Simplifying Paysafe’s complex brand architecture

Paysafe’s acquisitions over 20 years helped them become one of the world’s biggest payment platforms. Their portfolio includes every payment technology imaginable — from cash-online pioneers in localised markets, to e-wallets for global traders, and everything in between. And they continue to acquire new businesses.

Growth through acquisition is common in categories with breakneck technological change. But it results in complexity: an impressive array of propositions, but which compete with one another and duplicate operational costs. They can’t realise portfolio value.

Paysafe had 12 CEOs, dozens of brands and offices across 18 countries — all of whom identified historically as different parts of the portfolio. They needed a brand architecture that could unify these parties whilst still recognising their need for independence.

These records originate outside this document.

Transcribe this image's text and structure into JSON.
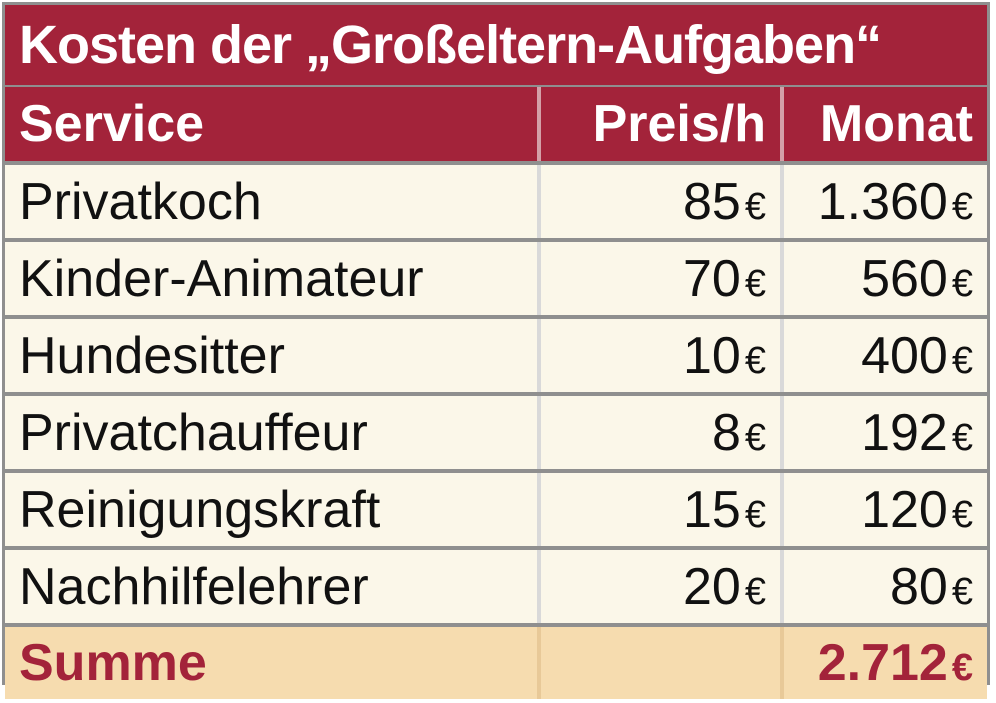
{
  "chart_data": {
    "type": "table",
    "title": "Kosten der „Großeltern-Aufgaben“",
    "columns": [
      "Service",
      "Preis/h",
      "Monat"
    ],
    "currency": "€",
    "rows": [
      {
        "service": "Privatkoch",
        "price": "85",
        "month": "1.360"
      },
      {
        "service": "Kinder-Animateur",
        "price": "70",
        "month": "560"
      },
      {
        "service": "Hundesitter",
        "price": "10",
        "month": "400"
      },
      {
        "service": "Privatchauffeur",
        "price": "8",
        "month": "192"
      },
      {
        "service": "Reinigungskraft",
        "price": "15",
        "month": "120"
      },
      {
        "service": "Nachhilfelehrer",
        "price": "20",
        "month": "80"
      }
    ],
    "total": {
      "label": "Summe",
      "month": "2.712"
    }
  },
  "colors": {
    "header": "#a3233a",
    "row_bg": "#fbf7e9",
    "sum_bg": "#f6dcaf",
    "separator": "#8f8f8f"
  }
}
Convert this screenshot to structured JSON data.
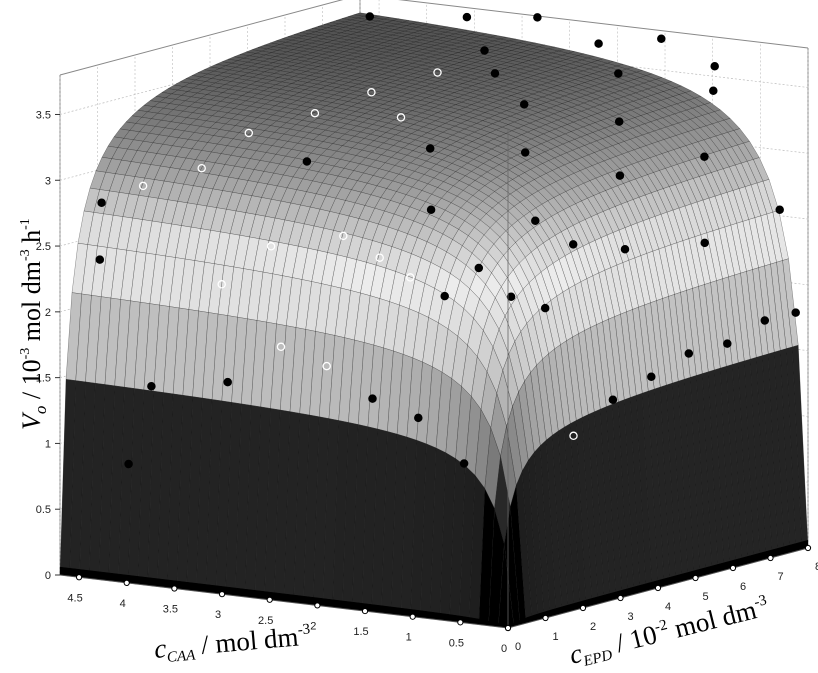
{
  "chart_data": {
    "type": "surface3d",
    "title": "",
    "zlabel": {
      "main": "V",
      "sub": "o",
      "rest": " / 10",
      "exp1": "-3",
      "rest2": " mol dm",
      "exp2": "-3",
      "rest3": " h",
      "exp3": "-1"
    },
    "xlabel": {
      "main": "c",
      "sub": "CAA",
      "rest": " / mol dm",
      "exp": "-3"
    },
    "ylabel": {
      "main": "c",
      "sub": "EPD",
      "rest": " / 10",
      "exp1": "-2",
      "rest2": " mol dm",
      "exp2": "-3"
    },
    "x_axis": {
      "name": "c_CAA",
      "range": [
        0,
        4.7
      ],
      "ticks": [
        "4.5",
        "4",
        "3.5",
        "3",
        "2.5",
        "2",
        "1.5",
        "1",
        "0.5",
        "0"
      ],
      "tick_values": [
        4.5,
        4,
        3.5,
        3,
        2.5,
        2,
        1.5,
        1,
        0.5,
        0
      ]
    },
    "y_axis": {
      "name": "c_EPD",
      "range": [
        0,
        8
      ],
      "ticks": [
        "0",
        "1",
        "2",
        "3",
        "4",
        "5",
        "6",
        "7",
        "8"
      ],
      "tick_values": [
        0,
        1,
        2,
        3,
        4,
        5,
        6,
        7,
        8
      ]
    },
    "z_axis": {
      "name": "V_o",
      "range": [
        0,
        3.8
      ],
      "ticks": [
        "0",
        "0.5",
        "1",
        "1.5",
        "2",
        "2.5",
        "3",
        "3.5"
      ],
      "tick_values": [
        0,
        0.5,
        1,
        1.5,
        2,
        2.5,
        3,
        3.5
      ]
    },
    "surface_model": {
      "Vmax": 3.9,
      "K_CAA": 0.15,
      "K_EPD": 0.25
    },
    "observations": [
      {
        "x": 4.5,
        "y": 0.6,
        "z": 2.8
      },
      {
        "x": 4.3,
        "y": 1.2,
        "z": 2.9
      },
      {
        "x": 4.4,
        "y": 0.3,
        "z": 2.4
      },
      {
        "x": 4.0,
        "y": 2.0,
        "z": 3.0
      },
      {
        "x": 3.9,
        "y": 3.0,
        "z": 3.2
      },
      {
        "x": 3.6,
        "y": 4.0,
        "z": 3.3
      },
      {
        "x": 3.4,
        "y": 5.0,
        "z": 3.4
      },
      {
        "x": 3.1,
        "y": 6.0,
        "z": 3.5
      },
      {
        "x": 3.0,
        "y": 7.0,
        "z": 3.6
      },
      {
        "x": 2.7,
        "y": 1.5,
        "z": 3.2
      },
      {
        "x": 2.5,
        "y": 3.5,
        "z": 3.4
      },
      {
        "x": 2.3,
        "y": 5.5,
        "z": 3.6
      },
      {
        "x": 2.0,
        "y": 7.5,
        "z": 3.7
      },
      {
        "x": 1.8,
        "y": 2.5,
        "z": 3.3
      },
      {
        "x": 1.6,
        "y": 4.5,
        "z": 3.5
      },
      {
        "x": 1.4,
        "y": 6.5,
        "z": 3.6
      },
      {
        "x": 1.2,
        "y": 1.0,
        "z": 3.0
      },
      {
        "x": 1.0,
        "y": 3.0,
        "z": 3.3
      },
      {
        "x": 0.8,
        "y": 5.0,
        "z": 3.4
      },
      {
        "x": 0.6,
        "y": 7.0,
        "z": 3.5
      },
      {
        "x": 0.5,
        "y": 2.0,
        "z": 2.9
      },
      {
        "x": 0.4,
        "y": 4.0,
        "z": 3.1
      },
      {
        "x": 0.3,
        "y": 6.0,
        "z": 3.1
      },
      {
        "x": 0.2,
        "y": 1.5,
        "z": 2.3
      },
      {
        "x": 0.15,
        "y": 3.5,
        "z": 2.6
      },
      {
        "x": 0.1,
        "y": 5.5,
        "z": 2.5
      },
      {
        "x": 0.1,
        "y": 7.5,
        "z": 2.6
      },
      {
        "x": 3.8,
        "y": 0.15,
        "z": 1.5
      },
      {
        "x": 3.0,
        "y": 0.15,
        "z": 1.6
      },
      {
        "x": 2.5,
        "y": 0.3,
        "z": 1.9
      },
      {
        "x": 2.0,
        "y": 0.25,
        "z": 1.8
      },
      {
        "x": 1.5,
        "y": 0.2,
        "z": 1.6
      },
      {
        "x": 1.0,
        "y": 0.15,
        "z": 1.5
      },
      {
        "x": 0.5,
        "y": 0.1,
        "z": 1.2
      },
      {
        "x": 0.1,
        "y": 2.0,
        "z": 1.3
      },
      {
        "x": 0.08,
        "y": 3.0,
        "z": 1.5
      },
      {
        "x": 0.07,
        "y": 4.0,
        "z": 1.6
      },
      {
        "x": 0.07,
        "y": 5.0,
        "z": 1.7
      },
      {
        "x": 0.06,
        "y": 6.0,
        "z": 1.7
      },
      {
        "x": 0.06,
        "y": 7.0,
        "z": 1.8
      },
      {
        "x": 0.05,
        "y": 7.8,
        "z": 1.8
      },
      {
        "x": 4.0,
        "y": 0.05,
        "z": 0.9
      },
      {
        "x": 3.2,
        "y": 0.5,
        "z": 2.3
      },
      {
        "x": 2.8,
        "y": 0.8,
        "z": 2.6
      },
      {
        "x": 2.2,
        "y": 1.2,
        "z": 2.7
      },
      {
        "x": 1.7,
        "y": 0.9,
        "z": 2.6
      },
      {
        "x": 1.3,
        "y": 0.7,
        "z": 2.5
      },
      {
        "x": 0.9,
        "y": 0.6,
        "z": 2.4
      },
      {
        "x": 0.7,
        "y": 1.0,
        "z": 2.6
      },
      {
        "x": 0.4,
        "y": 1.1,
        "z": 2.4
      },
      {
        "x": 0.3,
        "y": 2.5,
        "z": 2.7
      },
      {
        "x": 4.4,
        "y": 7.5,
        "z": 3.7
      },
      {
        "x": 3.5,
        "y": 7.8,
        "z": 3.75
      },
      {
        "x": 2.8,
        "y": 7.9,
        "z": 3.8
      },
      {
        "x": 1.5,
        "y": 7.9,
        "z": 3.75
      },
      {
        "x": 0.9,
        "y": 7.8,
        "z": 3.6
      }
    ]
  },
  "colors": {
    "surface_dark": "#000000",
    "surface_light": "#ececec",
    "mesh": "#111111",
    "frame": "#888888",
    "grid": "#bbbbbb"
  }
}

But how do you create robust architecture that also offers flexibility? In fast-growth categories like payments, the ‘branded house-house of brands’ models developed for FMCG brand management are rigid and slow. And an architecture worked out in advance by lengthy analysis would be out of date by the time implementation comes around. A dynamic business needs a dynamic solution.

So we collaborated closely with the business to identify edge cases, and fleshed out the different aspects of Paysafe’s brand architecture against them: What if the masterbrand launched its own sub-brand? What if we acquire a B2B service for a specific segment of customers? How will we appear to corporate partners?

With each new challenge and solution, we added to a digital brand book. Anyone across the Paysafe Group can read, use and update this resource, clearly understanding their place in the business and their relationship to the masterbrand — even if that changes in future.

The architecture was robust enough to give a grounding for product design. When we came to designing their website, we used the brand architecture to set principles for their product architecture, and how they would communicate to B2B customers via this new digital channel.